Mataku langsung terbuka. Langit-langit yang sama. Dinding dengan cat mulus. Sofa empuk tempat aku tidur semalam masih ada di bawahku. Aku langsung duduk tegak, napas tercekat. Kenapa aku belum balik ke zamanku!?
Biasanya kan setelah bangun aku langsung balik!?
Aku buru-buru meraih HP yang ada di meja samping sofa, jari-jariku gemetar saat menyalakan layar.
Tahun: 2041
"Astaga… ini nggak beres."
Aku mencubit pipiku. Sakit. Bukan mimpi. Aku masih di sini.
Aku berdiri dengan langkah terburu-buru menuju tangga. Setengah berharap ketika aku keluar dari ruangan ini, aku akan melihat kamarku di tahun 2024. Tapi begitu aku mendorong pintu…
“Pagi, Yud.”
Di meja makan, Rafa sudah duduk dengan wajah masih setengah ngantuk, rambut berantakan, dan… tunggu, DIA PAKAI PIJAMA, SEJAK KAPAN!?
Aku menelan ludah. Kenapa aku masih di sini? Apa aku harus menyelesaikan sesuatu dulu sebelum bisa balik!?
Aku mulai panik. Tapi satu hal yang lebih bikin aku panik adalah…
Kenapa Rafa bisa-bisanya terlihat nyaman banget kayak habis nginep di hotel bintang lima!?
Rafa menatapku balik, kemudian menyengir “Ngapain kamu lihatin aku gitu, cantik banget ya? Sini makan, tuh udah kumasakin”
Mana mungkin cewek umur 30-an bisa kelihatan cantik di mataku... Eh, tapi cantik sih. EH GAK GITU MAKSUDNYA!!. Tapi kenapa aku masih di sini?! Aku harus cari cara buat balik!! ... Eh tapi nasi gorengnya wangi banget. Mungkin satu suap aja... atau dua... yaudah makan dulu deh.
5 menit tidak ada obrolan sama sekali. Aku masih berpikir kenapa aku masih bertahan di zaman ini?, kemudian. KONDISI MACAM APA INI?! Kami udah kayak suami istri yang udah nikah 20 tahun, minus surat nikah dan rasa cinta.
Rafa telah menghabiskan sarapannya, dia menoleh ke arahku, memasang wajah yang serius “Yud.”
Aku menatapnya balik, tiba-tiba jantungku berdegup dengan sangat cepat, keringat mulai keluar dari rongga-rongga kulitku. Kenapa dia masang muka begitu!?
“Hmm?” aku menaikkan kedua alisku.
“Kalo dilihat-lihat kamu manis juga yaa” Ucapnya santai. Kemudian langsung keluar meninggalkanku bersama wajahku yang mulai memerah. HAAAAAAAA!!!, MAKSUDNYA. Kali ini benar-benar jantungku seperti akan melompat, sementara Paru-paruku? malah mungkin sudah turun 2 cm, saking terkejutnya.
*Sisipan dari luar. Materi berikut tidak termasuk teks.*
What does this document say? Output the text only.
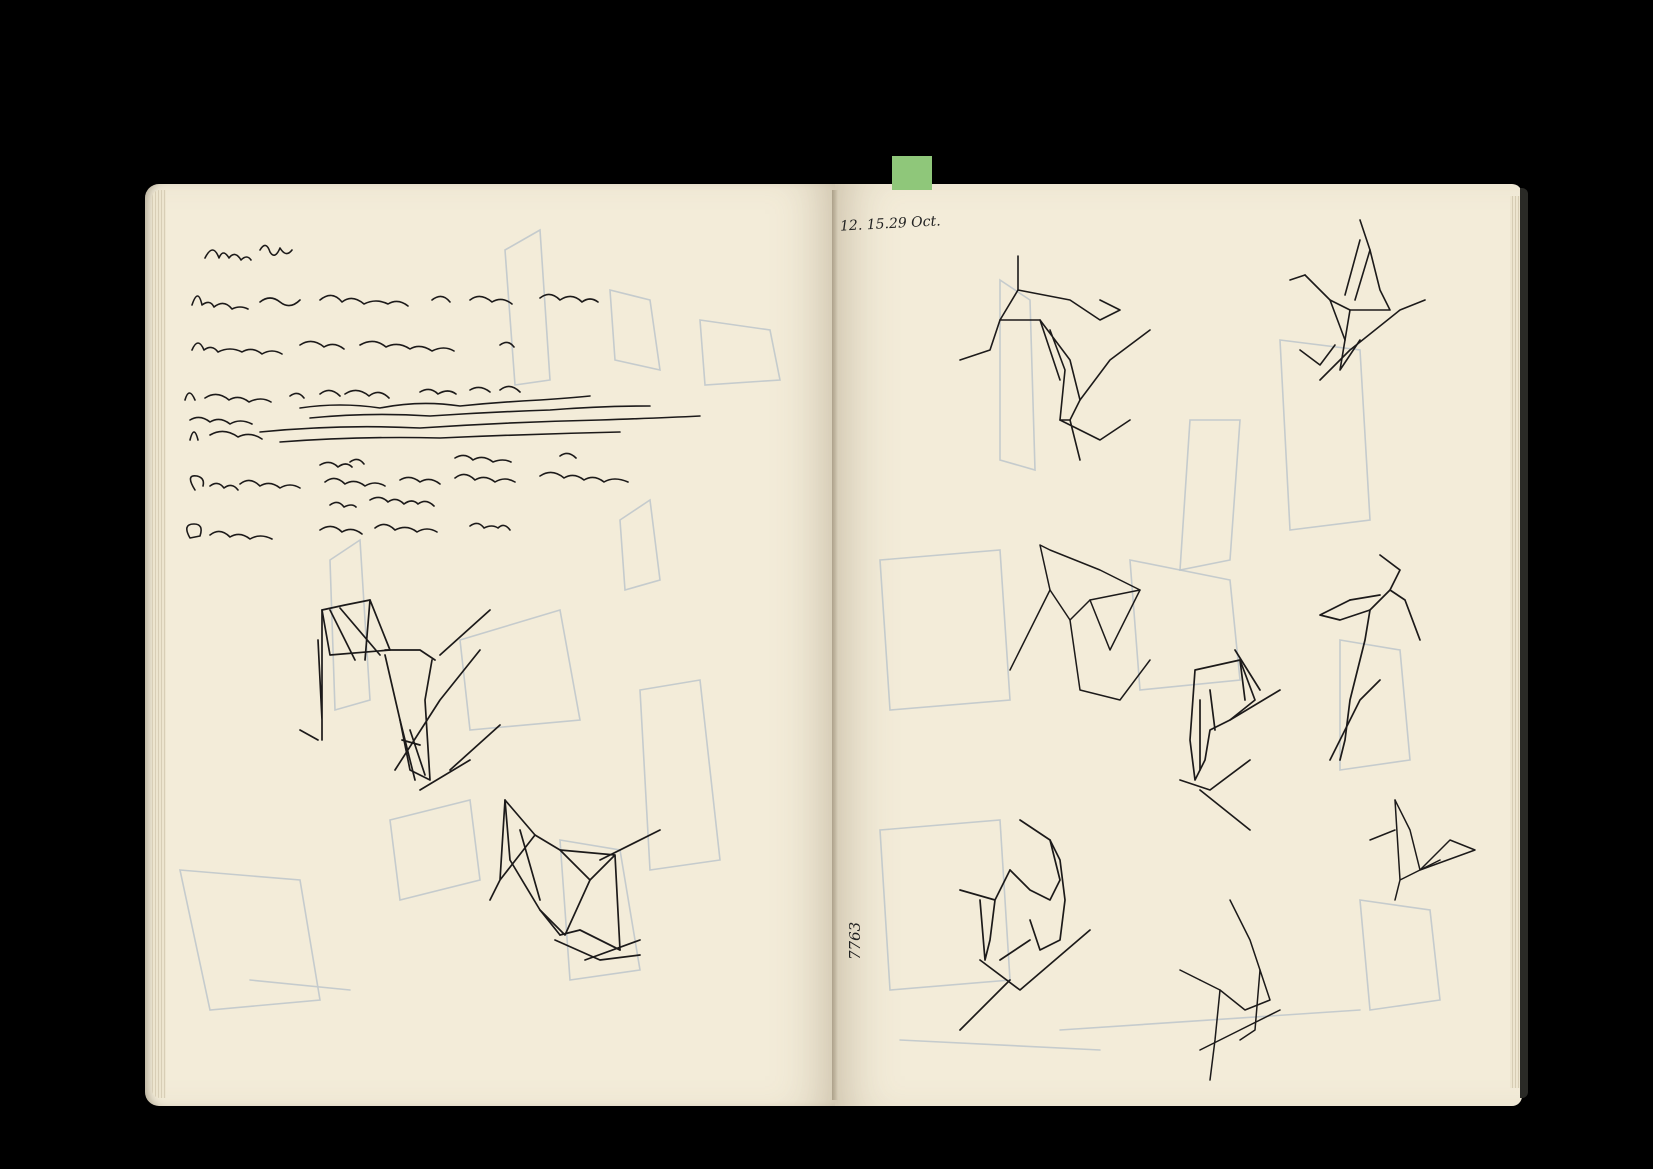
12. 15.29 Oct.
7763
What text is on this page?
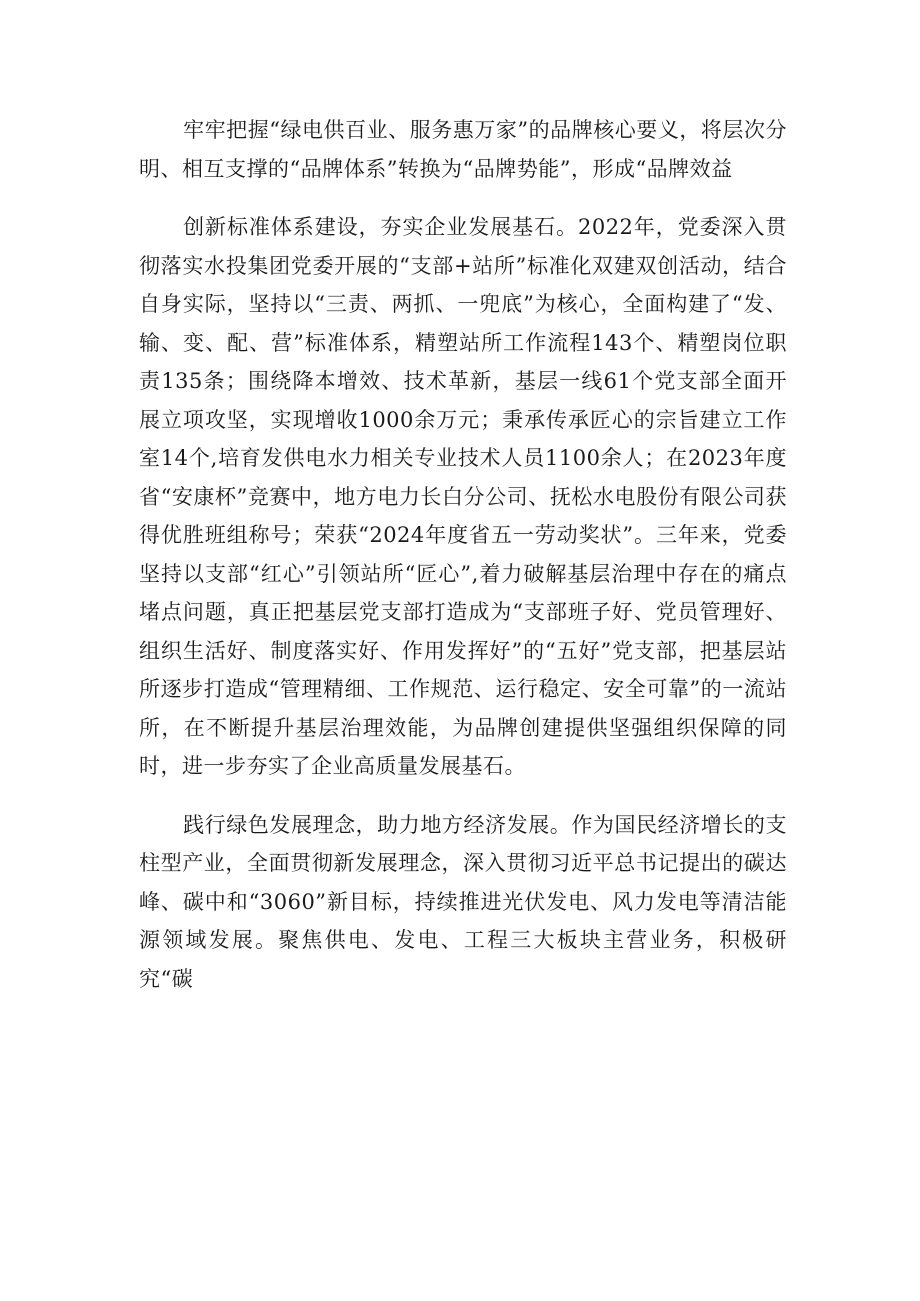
牢牢把握“绿电供百业、服务惠万家”的品牌核心要义，将层次分明、相互支撑的“品牌体系”转换为“品牌势能”，形成“品牌效益

创新标准体系建设，夯实企业发展基石。2022年，党委深入贯彻落实水投集团党委开展的“支部+站所”标准化双建双创活动，结合自身实际，坚持以“三责、两抓、一兜底”为核心，全面构建了“发、输、变、配、营”标准体系，精塑站所工作流程143个、精塑岗位职责135条；围绕降本增效、技术革新，基层一线61个党支部全面开展立项攻坚，实现增收1000余万元；秉承传承匠心的宗旨建立工作室14个,培育发供电水力相关专业技术人员1100余人；在2023年度省“安康杯”竞赛中，地方电力长白分公司、抚松水电股份有限公司获得优胜班组称号；荣获“2024年度省五一劳动奖状”。三年来，党委坚持以支部“红心”引领站所“匠心”,着力破解基层治理中存在的痛点堵点问题，真正把基层党支部打造成为“支部班子好、党员管理好、组织生活好、制度落实好、作用发挥好”的“五好”党支部，把基层站所逐步打造成“管理精细、工作规范、运行稳定、安全可靠”的一流站所，在不断提升基层治理效能，为品牌创建提供坚强组织保障的同时，进一步夯实了企业高质量发展基石。

践行绿色发展理念，助力地方经济发展。作为国民经济增长的支柱型产业，全面贯彻新发展理念，深入贯彻习近平总书记提出的碳达峰、碳中和“3060”新目标，持续推进光伏发电、风力发电等清洁能源领域发展。聚焦供电、发电、工程三大板块主营业务，积极研究“碳
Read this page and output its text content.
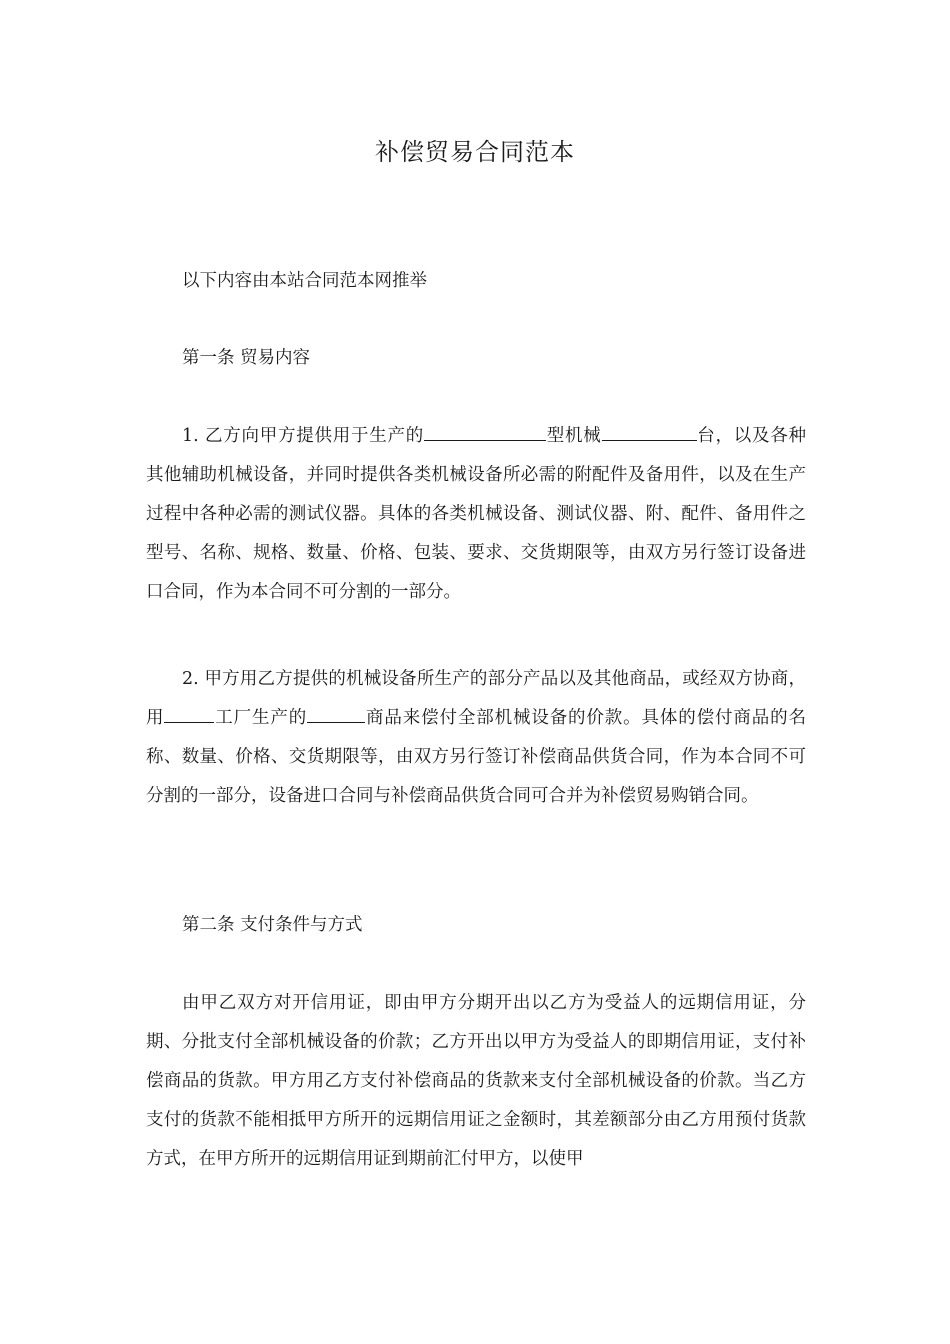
补偿贸易合同范本

以下内容由本站合同范本网推举

第一条 贸易内容

1. 乙方向甲方提供用于生产的	型机械	台，以及各种其他辅助机械设备，并同时提供各类机械设备所必需的附配件及备用件，以及在生产过程中各种必需的测试仪器。具体的各类机械设备、测试仪器、附、配件、备用件之型号、名称、规格、数量、价格、包装、要求、交货期限等，由双方另行签订设备进口合同，作为本合同不可分割的一部分。

2. 甲方用乙方提供的机械设备所生产的部分产品以及其他商品，或经双方协商，用	工厂生产的	商品来偿付全部机械设备的价款。具体的偿付商品的名称、数量、价格、交货期限等，由双方另行签订补偿商品供货合同，作为本合同不可分割的一部分，设备进口合同与补偿商品供货合同可合并为补偿贸易购销合同。

第二条 支付条件与方式

由甲乙双方对开信用证，即由甲方分期开出以乙方为受益人的远期信用证，分期、分批支付全部机械设备的价款；乙方开出以甲方为受益人的即期信用证，支付补偿商品的货款。甲方用乙方支付补偿商品的货款来支付全部机械设备的价款。当乙方支付的货款不能相抵甲方所开的远期信用证之金额时，其差额部分由乙方用预付货款方式，在甲方所开的远期信用证到期前汇付甲方，以使甲
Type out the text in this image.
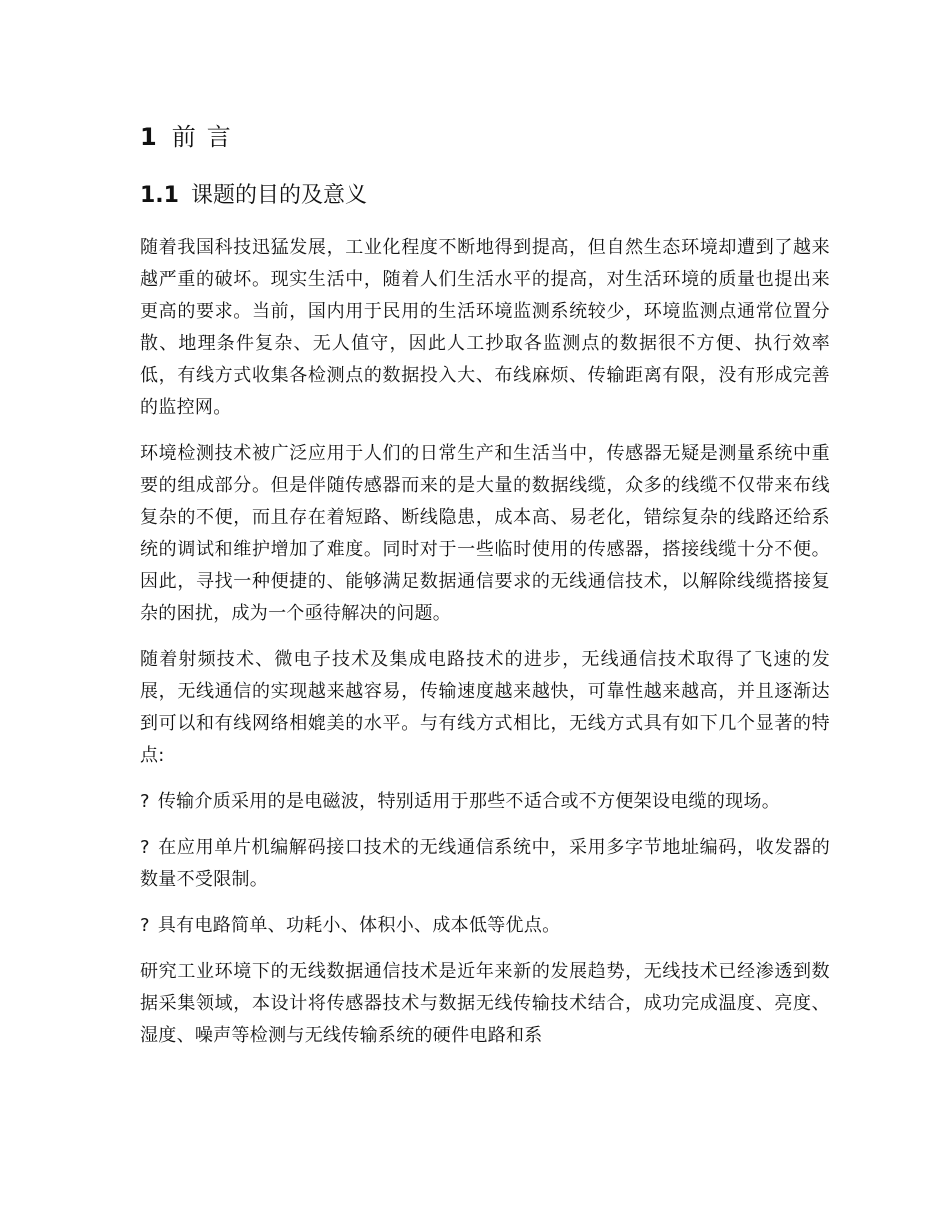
1 前 言
1.1 课题的目的及意义

随着我国科技迅猛发展，工业化程度不断地得到提高，但自然生态环境却遭到了越来越严重的破坏。现实生活中，随着人们生活水平的提高，对生活环境的质量也提出来更高的要求。当前，国内用于民用的生活环境监测系统较少，环境监测点通常位置分散、地理条件复杂、无人值守，因此人工抄取各监测点的数据很不方便、执行效率低，有线方式收集各检测点的数据投入大、布线麻烦、传输距离有限，没有形成完善的监控网。

环境检测技术被广泛应用于人们的日常生产和生活当中，传感器无疑是测量系统中重要的组成部分。但是伴随传感器而来的是大量的数据线缆，众多的线缆不仅带来布线复杂的不便，而且存在着短路、断线隐患，成本高、易老化，错综复杂的线路还给系统的调试和维护增加了难度。同时对于一些临时使用的传感器，搭接线缆十分不便。因此，寻找一种便捷的、能够满足数据通信要求的无线通信技术，以解除线缆搭接复杂的困扰，成为一个亟待解决的问题。

随着射频技术、微电子技术及集成电路技术的进步，无线通信技术取得了飞速的发展，无线通信的实现越来越容易，传输速度越来越快，可靠性越来越高，并且逐渐达到可以和有线网络相媲美的水平。与有线方式相比，无线方式具有如下几个显著的特点:

? 传输介质采用的是电磁波，特别适用于那些不适合或不方便架设电缆的现场。

? 在应用单片机编解码接口技术的无线通信系统中，采用多字节地址编码，收发器的数量不受限制。

? 具有电路简单、功耗小、体积小、成本低等优点。

研究工业环境下的无线数据通信技术是近年来新的发展趋势，无线技术已经渗透到数据采集领域，本设计将传感器技术与数据无线传输技术结合，成功完成温度、亮度、湿度、噪声等检测与无线传输系统的硬件电路和系
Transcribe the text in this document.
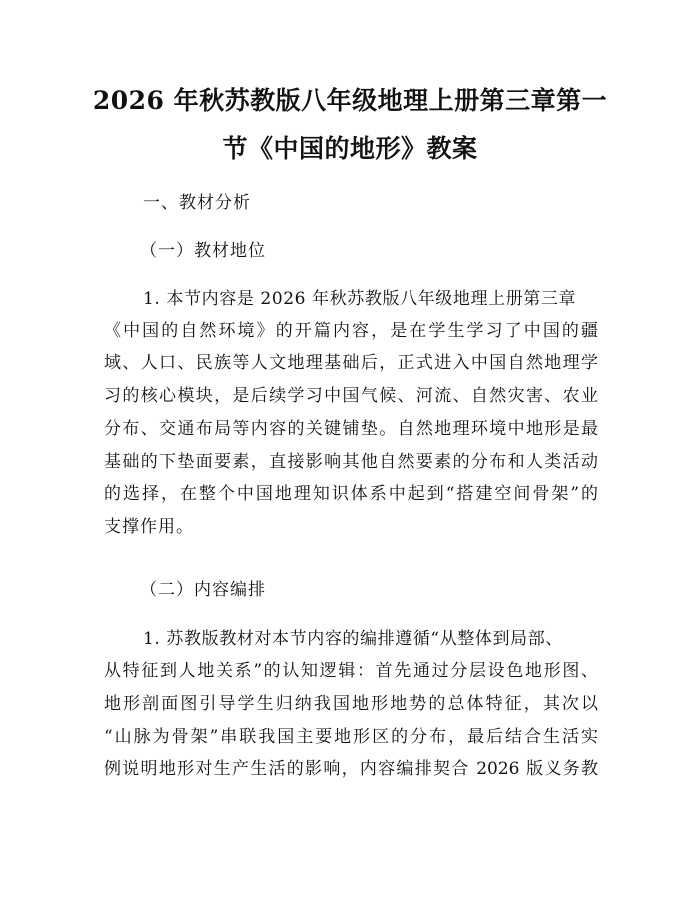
2026 年秋苏教版八年级地理上册第三章第一
节《中国的地形》教案
一、教材分析
（一）教材地位
1. 本节内容是 2026 年秋苏教版八年级地理上册第三章
《中国的自然环境》的开篇内容，是在学生学习了中国的疆
域、人口、民族等人文地理基础后，正式进入中国自然地理学
习的核心模块，是后续学习中国气候、河流、自然灾害、农业
分布、交通布局等内容的关键铺垫。自然地理环境中地形是最
基础的下垫面要素，直接影响其他自然要素的分布和人类活动
的选择，在整个中国地理知识体系中起到“搭建空间骨架”的
支撑作用。
（二）内容编排
1. 苏教版教材对本节内容的编排遵循“从整体到局部、
从特征到人地关系”的认知逻辑：首先通过分层设色地形图、
地形剖面图引导学生归纳我国地形地势的总体特征，其次以
“山脉为骨架”串联我国主要地形区的分布，最后结合生活实
例说明地形对生产生活的影响，内容编排契合 2026 版义务教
Heiiiii. Aku bahkan baru bertemu wanita itu kemarin, jiwaku masih anak remaja 17 tahun, mana mungkin aku yang selama ini tidak terpangaruh sama sekali dihadapan perempuan manapun di zamanku bisa salting sama cewe tua kayak dia.
Aku menatap pintu yang baru saja tertutup. Lima detik. Sepuluh detik. Lalu...
BRRR, itu suara mobilnya.
…
…
“YA ALLAAHHHHHH! APA ITU BARUSAANNN. HAHAHAHHA” Tanpa sadar, aku melompat dari kursi. Sial! Kaki kiriku menghantam ujung meja. Rasa nyeri menjalar cepat, tapi aku terlalu sibuk menahan rasa malu untuk peduli.
***
Sudah satu minggu aku masih terjebak di zaman ini, dan entah kenapa aku mulai terbiasa. Tidak ada tanda-tanda aku akan kembali ke tahun 2021, tapi kurasa… itu bukan masalah besar.
Apalagi karena sejak hari itu, aku dan Rafa jadi sering menghabiskan waktu bersama.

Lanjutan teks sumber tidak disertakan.